Yellow Eyes – Hammer of Night
Written by Pete Banjo on February 23, 2014
Black Metal has enough sub genres, crossover points, and iterations tying this influence to that influence to whatever and whomever and on and on and on. Here's all that needs to be said – Yellow Eyes is a USBM band from Brooklyn that focuses their musical energy into epic and emotional songcraft that involves major chords, drawing comparisons from Alcest to Krallice to Deafheaven (those are links to songs I reccomend if you're interested) At this point in the review – you're already bringing a fair amount of baggage to these comparisons based on how you feel about the aforementioned bands, what you think terms like 'black metal' and 'true' and 'kvlt' and anything like that means. As Mr. Crowley said: 'do what thou wilt,' so armed with this introduction. If you have no idea who Alcest or Krallice are – they are often pointed-to as the modern meldings of black metal and post-rock/shoegaze – a kind of 'Explosions In The Sky meets Darkthrone' sort of sound.
On to the music. Yellow Eyes craft songs. Each part of the band moves as an orchestrated whole to create a sense of evolving emotion. There are no hyper-fast swirling guitar counterparts, no flashy solos, no keyboards, and I would argue that each so-called 'riff' that they play on its own is somewhere between moderately interesting to pretty basic.

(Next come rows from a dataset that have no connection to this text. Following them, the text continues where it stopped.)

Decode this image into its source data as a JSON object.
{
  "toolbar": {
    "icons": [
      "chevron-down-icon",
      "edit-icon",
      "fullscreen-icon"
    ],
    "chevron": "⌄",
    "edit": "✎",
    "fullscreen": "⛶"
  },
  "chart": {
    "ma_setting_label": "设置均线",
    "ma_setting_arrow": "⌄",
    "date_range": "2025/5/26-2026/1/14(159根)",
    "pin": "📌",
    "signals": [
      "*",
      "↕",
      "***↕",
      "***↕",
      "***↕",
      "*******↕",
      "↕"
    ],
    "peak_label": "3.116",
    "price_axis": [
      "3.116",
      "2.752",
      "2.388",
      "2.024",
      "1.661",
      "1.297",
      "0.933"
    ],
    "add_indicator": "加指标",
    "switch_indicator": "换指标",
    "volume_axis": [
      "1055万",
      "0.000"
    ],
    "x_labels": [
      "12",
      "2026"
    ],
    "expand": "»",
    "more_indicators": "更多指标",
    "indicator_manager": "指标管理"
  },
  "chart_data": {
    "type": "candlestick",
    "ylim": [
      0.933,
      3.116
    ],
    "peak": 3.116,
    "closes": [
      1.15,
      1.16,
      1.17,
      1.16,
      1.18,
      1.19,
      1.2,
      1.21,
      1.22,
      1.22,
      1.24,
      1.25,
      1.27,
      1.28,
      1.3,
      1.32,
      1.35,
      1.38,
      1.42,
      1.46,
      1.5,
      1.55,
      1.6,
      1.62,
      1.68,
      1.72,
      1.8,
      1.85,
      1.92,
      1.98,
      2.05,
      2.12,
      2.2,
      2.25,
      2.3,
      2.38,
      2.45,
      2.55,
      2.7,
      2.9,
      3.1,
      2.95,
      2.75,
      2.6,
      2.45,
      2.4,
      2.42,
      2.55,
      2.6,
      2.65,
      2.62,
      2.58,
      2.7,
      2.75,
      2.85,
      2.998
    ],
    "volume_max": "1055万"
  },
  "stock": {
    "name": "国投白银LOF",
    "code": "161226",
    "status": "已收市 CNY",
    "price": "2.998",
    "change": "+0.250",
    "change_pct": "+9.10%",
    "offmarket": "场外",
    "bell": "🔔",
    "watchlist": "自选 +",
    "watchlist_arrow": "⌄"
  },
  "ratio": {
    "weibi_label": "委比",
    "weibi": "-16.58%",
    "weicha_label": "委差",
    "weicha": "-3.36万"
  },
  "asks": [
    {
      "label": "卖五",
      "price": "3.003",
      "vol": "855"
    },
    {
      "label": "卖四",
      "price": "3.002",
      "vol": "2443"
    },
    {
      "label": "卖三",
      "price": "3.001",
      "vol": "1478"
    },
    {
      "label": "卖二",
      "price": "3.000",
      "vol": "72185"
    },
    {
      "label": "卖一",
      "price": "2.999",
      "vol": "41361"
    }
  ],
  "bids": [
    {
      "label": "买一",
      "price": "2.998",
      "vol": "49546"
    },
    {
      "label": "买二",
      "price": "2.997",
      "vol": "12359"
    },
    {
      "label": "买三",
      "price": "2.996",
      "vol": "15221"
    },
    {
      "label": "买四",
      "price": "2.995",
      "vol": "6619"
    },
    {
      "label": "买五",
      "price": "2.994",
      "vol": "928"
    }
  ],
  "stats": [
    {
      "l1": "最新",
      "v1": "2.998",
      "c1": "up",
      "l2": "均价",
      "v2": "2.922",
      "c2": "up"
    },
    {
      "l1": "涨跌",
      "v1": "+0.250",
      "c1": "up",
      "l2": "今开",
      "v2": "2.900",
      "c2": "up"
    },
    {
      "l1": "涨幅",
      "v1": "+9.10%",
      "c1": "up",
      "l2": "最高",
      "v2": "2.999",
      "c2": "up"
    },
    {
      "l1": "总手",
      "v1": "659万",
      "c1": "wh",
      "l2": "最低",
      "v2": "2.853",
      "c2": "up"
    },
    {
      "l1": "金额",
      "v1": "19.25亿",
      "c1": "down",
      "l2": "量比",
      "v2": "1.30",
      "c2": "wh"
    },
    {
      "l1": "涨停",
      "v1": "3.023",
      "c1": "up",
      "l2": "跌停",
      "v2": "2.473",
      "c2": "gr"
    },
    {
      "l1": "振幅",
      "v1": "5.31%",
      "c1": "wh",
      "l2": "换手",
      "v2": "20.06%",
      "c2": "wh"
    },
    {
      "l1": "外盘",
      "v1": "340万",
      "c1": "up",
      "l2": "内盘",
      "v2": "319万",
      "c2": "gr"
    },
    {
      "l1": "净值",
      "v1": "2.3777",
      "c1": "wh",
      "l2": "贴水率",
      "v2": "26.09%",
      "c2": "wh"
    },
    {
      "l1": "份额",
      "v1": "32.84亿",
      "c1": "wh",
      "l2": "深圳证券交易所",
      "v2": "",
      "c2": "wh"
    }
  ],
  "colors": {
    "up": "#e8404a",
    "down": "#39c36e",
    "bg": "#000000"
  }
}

It is in the evolution of musical ideas, of changing chord structures, and of context between each riff and what came before it that creates something truly exceptional here. Yellow Eyes defies musical expectations in the black metal idiom in subtle ways. Unlike some bands whose musical non-sequiturs are jarring, strange, or just downright funny or bad – Yellow Eyes' songs are a study in chord and riff changes that do something just slightly askew from what you would expect from a similar sounding band. A half-step transposition here, a change from major to diminished, or just a shifting of drum tempo that's not super-abrasive … and before you know it you are drawn into the album itself. That alone is worth the price of admission. In the age of well-crafted genre worship amongst all of black metal's stalwart reinvent-holics, bands end up sounding like polished reflections of great talent from way back when. But just that – reflections. Yellow Eyes brings a sense of evolution. They are working towards moving their vision of black metal forward. It's not revolutionary – but it is creative, unique, emotive, expressive, and perhaps most of all cohesive.

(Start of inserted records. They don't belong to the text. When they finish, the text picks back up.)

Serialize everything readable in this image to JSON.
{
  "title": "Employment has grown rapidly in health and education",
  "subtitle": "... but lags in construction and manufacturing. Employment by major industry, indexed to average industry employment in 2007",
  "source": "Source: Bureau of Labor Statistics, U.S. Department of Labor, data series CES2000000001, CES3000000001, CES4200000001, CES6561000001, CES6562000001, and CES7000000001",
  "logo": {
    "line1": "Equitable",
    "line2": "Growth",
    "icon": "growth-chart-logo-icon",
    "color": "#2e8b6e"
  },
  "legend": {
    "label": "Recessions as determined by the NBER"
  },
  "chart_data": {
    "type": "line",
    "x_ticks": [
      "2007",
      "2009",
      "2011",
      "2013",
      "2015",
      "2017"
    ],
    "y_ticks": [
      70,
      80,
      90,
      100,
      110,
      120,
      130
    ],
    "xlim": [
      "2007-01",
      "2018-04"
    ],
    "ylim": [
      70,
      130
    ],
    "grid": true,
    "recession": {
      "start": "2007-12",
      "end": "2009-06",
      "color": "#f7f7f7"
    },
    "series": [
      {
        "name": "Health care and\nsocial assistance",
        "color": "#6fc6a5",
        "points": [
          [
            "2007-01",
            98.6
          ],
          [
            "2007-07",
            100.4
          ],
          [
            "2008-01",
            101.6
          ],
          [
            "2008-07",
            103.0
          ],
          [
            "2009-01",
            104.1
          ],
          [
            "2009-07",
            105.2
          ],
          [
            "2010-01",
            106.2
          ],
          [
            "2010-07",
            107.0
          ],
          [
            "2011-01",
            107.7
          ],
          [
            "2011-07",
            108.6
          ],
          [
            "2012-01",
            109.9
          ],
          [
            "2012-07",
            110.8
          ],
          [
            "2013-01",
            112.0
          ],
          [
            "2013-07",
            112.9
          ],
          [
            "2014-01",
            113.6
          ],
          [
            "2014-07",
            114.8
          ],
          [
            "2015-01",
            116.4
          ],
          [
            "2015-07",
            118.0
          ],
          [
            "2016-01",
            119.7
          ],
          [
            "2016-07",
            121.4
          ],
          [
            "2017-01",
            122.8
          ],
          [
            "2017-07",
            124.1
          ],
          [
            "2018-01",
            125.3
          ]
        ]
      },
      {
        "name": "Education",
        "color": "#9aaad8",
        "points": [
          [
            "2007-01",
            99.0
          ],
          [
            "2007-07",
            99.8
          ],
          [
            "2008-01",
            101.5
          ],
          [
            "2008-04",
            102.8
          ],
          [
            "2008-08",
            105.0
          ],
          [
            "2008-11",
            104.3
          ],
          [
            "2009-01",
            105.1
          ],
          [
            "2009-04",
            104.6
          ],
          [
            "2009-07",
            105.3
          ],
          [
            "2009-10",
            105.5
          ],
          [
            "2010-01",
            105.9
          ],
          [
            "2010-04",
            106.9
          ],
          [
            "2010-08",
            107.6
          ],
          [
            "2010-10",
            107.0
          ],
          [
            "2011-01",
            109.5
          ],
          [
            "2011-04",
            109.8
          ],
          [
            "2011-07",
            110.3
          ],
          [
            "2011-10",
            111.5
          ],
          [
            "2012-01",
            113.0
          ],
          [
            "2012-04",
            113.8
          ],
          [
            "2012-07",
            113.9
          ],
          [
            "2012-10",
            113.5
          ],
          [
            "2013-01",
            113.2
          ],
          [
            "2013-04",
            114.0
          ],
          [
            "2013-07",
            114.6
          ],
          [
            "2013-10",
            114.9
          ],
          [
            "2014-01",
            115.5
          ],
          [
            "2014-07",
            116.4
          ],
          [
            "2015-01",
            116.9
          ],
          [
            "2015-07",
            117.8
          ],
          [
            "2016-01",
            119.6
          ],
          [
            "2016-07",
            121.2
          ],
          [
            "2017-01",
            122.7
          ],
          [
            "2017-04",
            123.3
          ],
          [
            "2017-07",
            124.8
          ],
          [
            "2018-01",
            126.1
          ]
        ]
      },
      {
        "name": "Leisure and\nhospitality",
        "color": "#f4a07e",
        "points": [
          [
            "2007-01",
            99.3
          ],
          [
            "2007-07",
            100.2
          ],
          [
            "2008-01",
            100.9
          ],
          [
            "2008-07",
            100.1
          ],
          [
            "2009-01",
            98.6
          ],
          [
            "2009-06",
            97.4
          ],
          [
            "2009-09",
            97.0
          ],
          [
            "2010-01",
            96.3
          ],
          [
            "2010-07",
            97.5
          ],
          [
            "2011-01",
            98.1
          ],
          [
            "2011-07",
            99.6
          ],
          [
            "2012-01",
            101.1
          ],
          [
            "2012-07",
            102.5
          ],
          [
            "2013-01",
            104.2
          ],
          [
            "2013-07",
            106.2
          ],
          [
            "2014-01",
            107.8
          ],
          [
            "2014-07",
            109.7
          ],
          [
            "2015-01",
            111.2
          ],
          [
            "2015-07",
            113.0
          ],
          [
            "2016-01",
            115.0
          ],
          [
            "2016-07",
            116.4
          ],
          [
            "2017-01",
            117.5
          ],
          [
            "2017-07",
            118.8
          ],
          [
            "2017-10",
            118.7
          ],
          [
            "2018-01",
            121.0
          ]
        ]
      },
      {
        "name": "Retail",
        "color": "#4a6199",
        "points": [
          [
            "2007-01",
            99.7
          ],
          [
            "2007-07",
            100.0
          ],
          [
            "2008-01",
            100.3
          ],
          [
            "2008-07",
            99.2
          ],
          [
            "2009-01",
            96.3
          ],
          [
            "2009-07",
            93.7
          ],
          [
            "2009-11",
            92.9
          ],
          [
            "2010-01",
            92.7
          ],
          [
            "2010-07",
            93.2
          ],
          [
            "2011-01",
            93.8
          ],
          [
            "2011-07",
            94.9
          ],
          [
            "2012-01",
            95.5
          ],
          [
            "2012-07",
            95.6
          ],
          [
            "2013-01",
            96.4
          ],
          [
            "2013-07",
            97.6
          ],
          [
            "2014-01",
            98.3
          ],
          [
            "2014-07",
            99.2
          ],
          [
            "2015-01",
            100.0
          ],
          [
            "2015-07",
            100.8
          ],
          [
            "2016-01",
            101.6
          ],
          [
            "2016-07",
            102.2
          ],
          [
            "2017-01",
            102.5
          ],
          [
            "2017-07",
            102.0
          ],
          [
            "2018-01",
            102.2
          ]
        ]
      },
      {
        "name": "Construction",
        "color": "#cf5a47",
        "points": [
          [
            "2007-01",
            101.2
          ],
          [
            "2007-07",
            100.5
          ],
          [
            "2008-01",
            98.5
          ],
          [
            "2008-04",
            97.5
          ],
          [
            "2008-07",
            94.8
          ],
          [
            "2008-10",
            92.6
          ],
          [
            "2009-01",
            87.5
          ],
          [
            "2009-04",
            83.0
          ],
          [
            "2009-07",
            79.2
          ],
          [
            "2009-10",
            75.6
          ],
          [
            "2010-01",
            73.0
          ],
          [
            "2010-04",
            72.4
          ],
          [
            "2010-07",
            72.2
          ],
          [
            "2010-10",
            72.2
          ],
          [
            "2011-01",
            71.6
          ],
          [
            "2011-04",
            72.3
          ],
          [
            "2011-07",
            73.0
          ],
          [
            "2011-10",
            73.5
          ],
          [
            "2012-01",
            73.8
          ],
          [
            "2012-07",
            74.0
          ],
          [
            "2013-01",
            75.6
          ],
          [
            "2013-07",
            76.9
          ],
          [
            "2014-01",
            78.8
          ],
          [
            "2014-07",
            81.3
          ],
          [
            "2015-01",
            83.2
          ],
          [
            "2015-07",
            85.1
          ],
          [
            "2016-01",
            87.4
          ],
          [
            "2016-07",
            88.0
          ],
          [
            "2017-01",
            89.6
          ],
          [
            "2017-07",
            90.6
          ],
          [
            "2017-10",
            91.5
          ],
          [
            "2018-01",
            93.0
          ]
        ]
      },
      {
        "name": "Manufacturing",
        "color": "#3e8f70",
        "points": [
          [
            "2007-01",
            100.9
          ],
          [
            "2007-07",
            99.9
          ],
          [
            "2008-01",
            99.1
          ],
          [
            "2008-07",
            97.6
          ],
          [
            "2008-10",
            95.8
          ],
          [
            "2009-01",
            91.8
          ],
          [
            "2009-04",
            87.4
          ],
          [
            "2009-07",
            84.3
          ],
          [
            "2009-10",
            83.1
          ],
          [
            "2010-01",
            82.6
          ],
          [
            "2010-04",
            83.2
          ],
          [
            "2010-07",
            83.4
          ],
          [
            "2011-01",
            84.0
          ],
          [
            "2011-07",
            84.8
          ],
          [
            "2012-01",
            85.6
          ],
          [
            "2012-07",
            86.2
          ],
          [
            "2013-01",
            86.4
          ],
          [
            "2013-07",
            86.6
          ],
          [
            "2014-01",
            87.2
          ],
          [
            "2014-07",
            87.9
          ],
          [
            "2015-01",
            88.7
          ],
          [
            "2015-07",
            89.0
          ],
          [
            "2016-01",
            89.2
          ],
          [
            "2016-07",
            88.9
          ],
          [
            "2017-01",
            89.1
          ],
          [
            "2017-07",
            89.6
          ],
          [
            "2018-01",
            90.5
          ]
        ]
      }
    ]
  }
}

That is not to say that these cats don't know how to play their instruments well. I get the sense they very much do. In fact, each guitar part and each drum part is nearly flawless in its devotion to creating that elusive sense of wholeness. This is the work of people dedicated to creating music of a high caliber. Agressive and fast yet often falling back to mid-paced and even slower sections of atmospheric hypnotic repetition that never bores and somehow gives the impression of never fully repeating: again, the sense of evolution.
This may sound a bit daft, but listening to this album time and again reminds me of the feeling I got in the early 2000's hearing Deathspell Omega's earlier splits with Clandestine Blaze and Mutiilation … while nothing groundbreakingly different was happening compared to what other bands at the time were doing (bands that I liked, I should point out) – there was something undefinable that drew me back again and again. Like all great art – the sum of the whole was greater than the sum of the parts. There was a spark of something beyond riffs and chords and transitions and drumming and tremolo and all that: a sense of cohesive composition. I get that same feeling listening to this.
By the way, their stuff is available from their bandcamp page for FREE or CHEAP depending on the album you want to download. And in the interests of full disclosure, most of this review was written for Metal-Archives.com. Yes, I am a nerd who writes reviews for a metal site.